August 23, 1996|By Donna R. Engle | Donna R. Engle,SUN STAFF

Starting middle school is a little scary and exciting.

You have to worry about finding your way around in a bigger school. But it's also fun. And one of the best things is that you get a locker. With a real lock.

That's the view of some of the 240 students who will begin sixth grade Monday at Mount Airy Middle School.

The sixth-graders and their parents filled the chairs and bleachers of the school's sweltering gym Wednesday night to meet teachers and administrators.

Clutching pink fact sheets, the group learned about the Parent-Teacher-Student Organization and received a briefing on finer points, such as the school's Homework Hotline, which provides parents with a recording of daily assignments.

Principal Virginia G. Ashmore, beginning her first year head of the school, recalled a principal with whom she once worked who eased incoming middle school students' fears by telling them: "If you can remember your name when you get to middle school, we can tell you everything else."

"And that's true," Ashmore said.

School records list each student's grade level, homeroom, bus number, parents' or guardians' names and more.

Mark Mullinix, 12, who left Mount Airy Elementary School, said he's not worried because he expects middle school to be fun.

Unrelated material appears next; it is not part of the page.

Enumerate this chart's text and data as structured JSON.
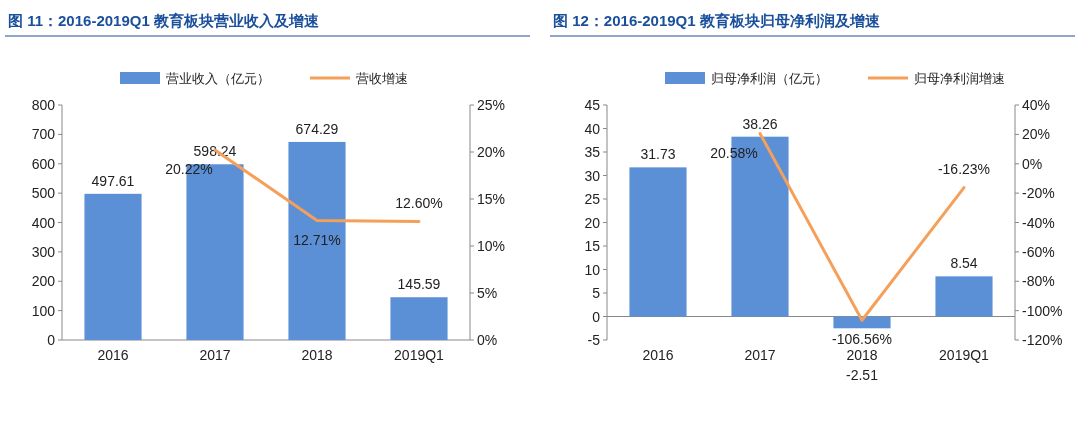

He is looking forward to spending a week camping at Hashawha Environmental Appreciation Center.

Mark said he didn't think having "cool" clothes was important, but most of the other girls and a few boys who were interviewed disagreed with him.

Cool clothes are important, said Natalie Gahm, a former Mount Airy Elementary School student who is "almost 11." She buys her clothes at Sears and favors tights and granny boots.

Michael Hardesty, 11, formerly of Winfield Elementary School, looks forward to meeting new students. The right clothes, such as Goosebumps wear -- clothing based on a series of popular books that mix horror with humor -- are important, he said.

"You want to look cool," he said.

Emily Will, 11, who came from Eldersburg Elementary School, said she felt "kind of excited because we get to use lockers, but kind of nervous because it's big."

Many students said the school tour helped ease their fears.

"Do you think you can get to your homeroom from the bus?" one mother asked her daughter as they left the building.

"Yes," came the confident reply. "Follow the [stairs]."

Teacher Jake Barkett, who teaches sixth- and seventh-grade math, said the most-often-asked questions were: "Can I have lock on my locker?" and "Are we going to have a lot of homework?"

The answers: Yes. The school encourages students to lock their lockers; and homework is given in reasonable amounts.